Великие люди подражают избранным ими Героям по наблюдениям Самуэля Смайлса

«Большая часть великих людей с великодушным настроением, особенно если много читают, избирают себе героев. Так Ален Конигэм, будучи работником у каменщика в Найтсдэйле, прошёлся пешком в Эдинбург, чтобы только видеть, как Вальтер Скотт гуляет по улицам. Мы бессознательно восхищаемся энтузиазмом мальчика и уважаем то чувство, которое побудило его совершить это путешествие. О сэре Джошуа Рейнольдс рассказывают, что десяти лет отроду он пробился через толпу, чтобы только рукой дотронуться до Александра Попа, как будто в этом прикосновении заключалась какая-нибудь особенная сила.

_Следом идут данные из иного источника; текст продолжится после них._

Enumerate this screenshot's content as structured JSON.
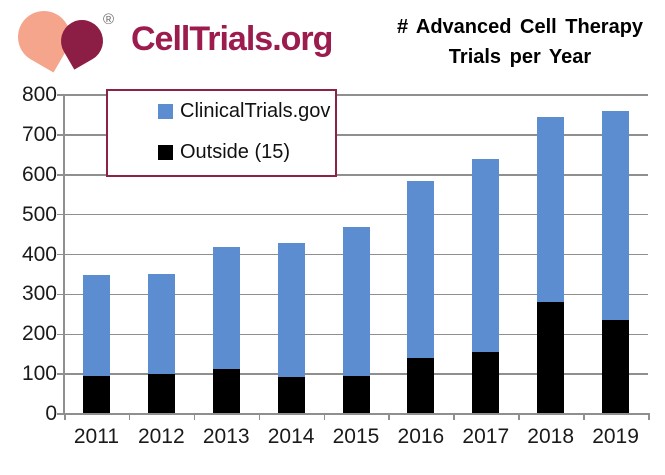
{
  "brand": {
    "name": "CellTrials.org",
    "registered_mark": "®",
    "colors": {
      "heart_left": "#F4A58C",
      "heart_right": "#8C1D45",
      "text": "#9C1C4E",
      "legend_border": "#8C2346"
    }
  },
  "title": {
    "line1": "# Advanced Cell Therapy",
    "line2": "Trials per Year"
  },
  "legend": {
    "items": [
      {
        "label": "ClinicalTrials.gov",
        "color": "#5B8DD0"
      },
      {
        "label": "Outside (15)",
        "color": "#000000"
      }
    ]
  },
  "chart_data": {
    "type": "bar",
    "stacked": true,
    "title": "# Advanced Cell Therapy Trials per Year",
    "categories": [
      "2011",
      "2012",
      "2013",
      "2014",
      "2015",
      "2016",
      "2017",
      "2018",
      "2019"
    ],
    "series": [
      {
        "name": "Outside (15)",
        "color": "#000000",
        "values": [
          95,
          100,
          113,
          93,
          96,
          141,
          156,
          281,
          236
        ]
      },
      {
        "name": "ClinicalTrials.gov",
        "color": "#5B8DD0",
        "values": [
          253,
          252,
          305,
          336,
          374,
          443,
          483,
          464,
          524
        ]
      }
    ],
    "totals": [
      348,
      352,
      418,
      429,
      470,
      584,
      639,
      745,
      760
    ],
    "xlabel": "",
    "ylabel": "",
    "ylim": [
      0,
      800
    ],
    "yticks": [
      "0",
      "100",
      "200",
      "300",
      "400",
      "500",
      "600",
      "700",
      "800"
    ],
    "grid": true,
    "gridline_color": "#8F8F8F",
    "legend_position": "top-left"
  }
}
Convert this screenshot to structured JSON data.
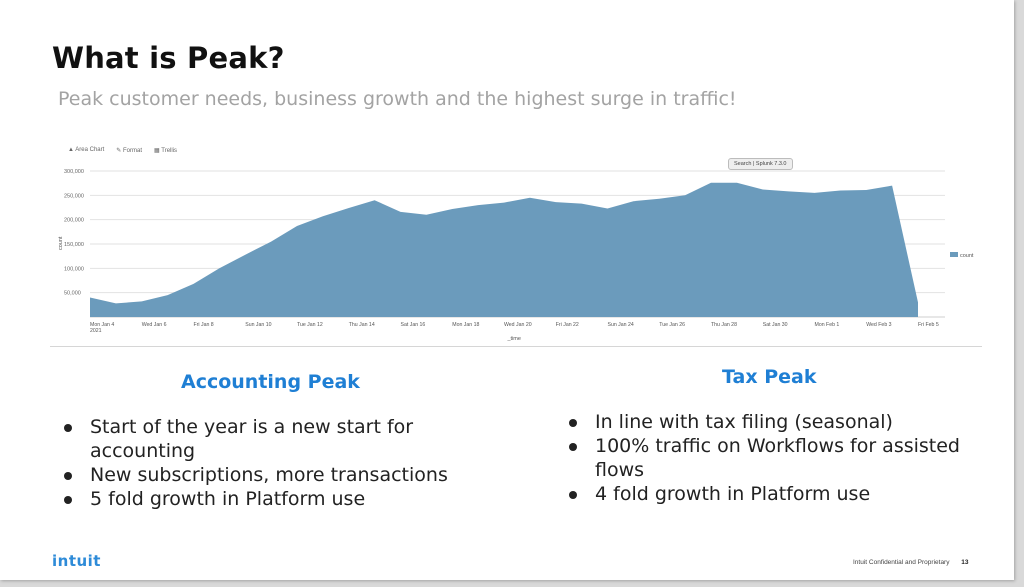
{
  "slide": {
    "title": "What is Peak?",
    "subtitle": "Peak customer needs, business growth and the highest surge in traffic!"
  },
  "chart_toolbar": {
    "area_chart": "Area Chart",
    "format": "Format",
    "trellis": "Trellis"
  },
  "chart_tooltip": "Search | Splunk 7.3.0",
  "chart_data": {
    "type": "area",
    "xlabel": "_time",
    "ylabel": "count",
    "ylim": [
      0,
      300000
    ],
    "yticks": [
      50000,
      100000,
      150000,
      200000,
      250000,
      300000
    ],
    "ytick_labels": [
      "50,000",
      "100,000",
      "150,000",
      "200,000",
      "250,000",
      "300,000"
    ],
    "xtick_labels": [
      "Mon Jan 4\n2021",
      "Wed Jan 6",
      "Fri Jan 8",
      "Sun Jan 10",
      "Tue Jan 12",
      "Thu Jan 14",
      "Sat Jan 16",
      "Mon Jan 18",
      "Wed Jan 20",
      "Fri Jan 22",
      "Sun Jan 24",
      "Tue Jan 26",
      "Thu Jan 28",
      "Sat Jan 30",
      "Mon Feb 1",
      "Wed Feb 3",
      "Fri Feb 5"
    ],
    "x": [
      "Mon Jan 4",
      "Tue Jan 5",
      "Wed Jan 6",
      "Thu Jan 7",
      "Fri Jan 8",
      "Sat Jan 9",
      "Sun Jan 10",
      "Mon Jan 11",
      "Tue Jan 12",
      "Wed Jan 13",
      "Thu Jan 14",
      "Fri Jan 15",
      "Sat Jan 16",
      "Sun Jan 17",
      "Mon Jan 18",
      "Tue Jan 19",
      "Wed Jan 20",
      "Thu Jan 21",
      "Fri Jan 22",
      "Sat Jan 23",
      "Sun Jan 24",
      "Mon Jan 25",
      "Tue Jan 26",
      "Wed Jan 27",
      "Thu Jan 28",
      "Fri Jan 29",
      "Sat Jan 30",
      "Sun Jan 31",
      "Mon Feb 1",
      "Tue Feb 2",
      "Wed Feb 3",
      "Thu Feb 4",
      "Fri Feb 5"
    ],
    "series": [
      {
        "name": "count",
        "color": "#6b9bbc",
        "values": [
          40000,
          28000,
          32000,
          45000,
          68000,
          100000,
          128000,
          155000,
          187000,
          207000,
          224000,
          240000,
          216000,
          210000,
          222000,
          230000,
          235000,
          245000,
          236000,
          233000,
          223000,
          238000,
          243000,
          250000,
          276000,
          276000,
          262000,
          258000,
          255000,
          260000,
          261000,
          270000,
          30000
        ]
      }
    ],
    "legend": {
      "position": "right",
      "label": "count"
    },
    "grid": true
  },
  "accounting": {
    "heading": "Accounting Peak",
    "bullets": [
      "Start of the year is a new start for accounting",
      "New subscriptions, more transactions",
      "5 fold growth in Platform use"
    ]
  },
  "tax": {
    "heading": "Tax Peak",
    "bullets": [
      "In line with tax filing (seasonal)",
      "100% traffic on Workflows for assisted flows",
      "4 fold growth in Platform use"
    ]
  },
  "footer": {
    "logo": "intuit",
    "confidential": "Intuit Confidential and Proprietary",
    "page_number": "13"
  },
  "colors": {
    "title": "#111111",
    "subtitle": "#a3a3a3",
    "heading_blue": "#1f7fd4",
    "logo_blue": "#2e8bd8",
    "area_fill": "#6b9bbc"
  }
}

Гораздо позднее живописец Гайден гордился тем, что видел Рейнольдса, когда этот последний посетил свою родину, и тоже, в свою очередь, дотронулся до него. Поэт Роджерс любил рассказывать о том, как в детстве он страстно желал видеть доктора Джонсона; но когда рука его коснулась молотка у двери дома в Болткорте, - мужество покинуло его и он возвратился назад. Так, покойный Исаак Дизраэли в молодости отправился в Болткорт с той же целью, и хотя имел мужество постучать, но, к своему величайшему горю, узнал от служителя, что великий лексикограф за несколько часов перед тем испустил последнее дыхание.

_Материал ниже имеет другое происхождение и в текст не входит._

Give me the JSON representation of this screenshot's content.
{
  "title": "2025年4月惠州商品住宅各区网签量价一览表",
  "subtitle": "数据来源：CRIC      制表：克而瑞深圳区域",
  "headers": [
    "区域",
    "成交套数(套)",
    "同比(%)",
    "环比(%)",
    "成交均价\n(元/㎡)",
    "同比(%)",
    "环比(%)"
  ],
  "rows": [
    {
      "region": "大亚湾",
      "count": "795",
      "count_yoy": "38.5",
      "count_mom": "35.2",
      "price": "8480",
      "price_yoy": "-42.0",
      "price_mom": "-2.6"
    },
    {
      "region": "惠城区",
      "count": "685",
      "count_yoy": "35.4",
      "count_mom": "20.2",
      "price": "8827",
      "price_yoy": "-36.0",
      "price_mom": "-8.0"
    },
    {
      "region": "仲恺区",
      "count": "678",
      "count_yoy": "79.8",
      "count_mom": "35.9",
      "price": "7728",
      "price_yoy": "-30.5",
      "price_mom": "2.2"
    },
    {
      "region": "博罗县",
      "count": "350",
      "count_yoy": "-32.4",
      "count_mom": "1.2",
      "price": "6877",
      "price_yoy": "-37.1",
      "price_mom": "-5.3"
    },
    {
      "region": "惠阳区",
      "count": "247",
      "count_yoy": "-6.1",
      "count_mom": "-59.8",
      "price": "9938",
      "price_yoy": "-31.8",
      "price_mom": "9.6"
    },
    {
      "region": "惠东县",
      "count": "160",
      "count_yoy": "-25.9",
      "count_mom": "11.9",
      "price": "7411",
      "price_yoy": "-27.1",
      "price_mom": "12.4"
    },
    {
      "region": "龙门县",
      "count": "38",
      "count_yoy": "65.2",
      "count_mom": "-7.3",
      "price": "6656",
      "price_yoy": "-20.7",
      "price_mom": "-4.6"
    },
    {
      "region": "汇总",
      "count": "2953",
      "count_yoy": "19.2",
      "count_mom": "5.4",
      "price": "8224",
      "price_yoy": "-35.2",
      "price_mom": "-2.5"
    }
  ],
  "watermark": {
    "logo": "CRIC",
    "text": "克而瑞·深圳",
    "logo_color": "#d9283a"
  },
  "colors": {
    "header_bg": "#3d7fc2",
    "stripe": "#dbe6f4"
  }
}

Напротив того, мелочные и невеликодушные умы не могут чистосердечно восхищаться. Их величайшее несчастье состоит в том, что они не могут признавать - и ещё менее почитать -  великих людей и великие дела. Восхищение ничтожных людей так же ничтожно, как и они сами. Для жабы высший идеал красоты - её же, жабья красота; для мелкого хлыща высший идеал человечества - большой и удачливый хлыщ. Торговец невольниками ценит людей по их мускулам. Когда одному гвинейскому торговцу сэр Джоффруа Неллер сказал, - а это произошло в присутствии поэта Александра Попа, - что этот торговец видит перед собой двух величайших людей в свете, тот ответил: «Я не знаю, сэр, насколько вы великий человек, но внешность ваша мне не нравится. Я часто покупал за десять гиней человека, который костями и мускулами лучше вас обоих вместе».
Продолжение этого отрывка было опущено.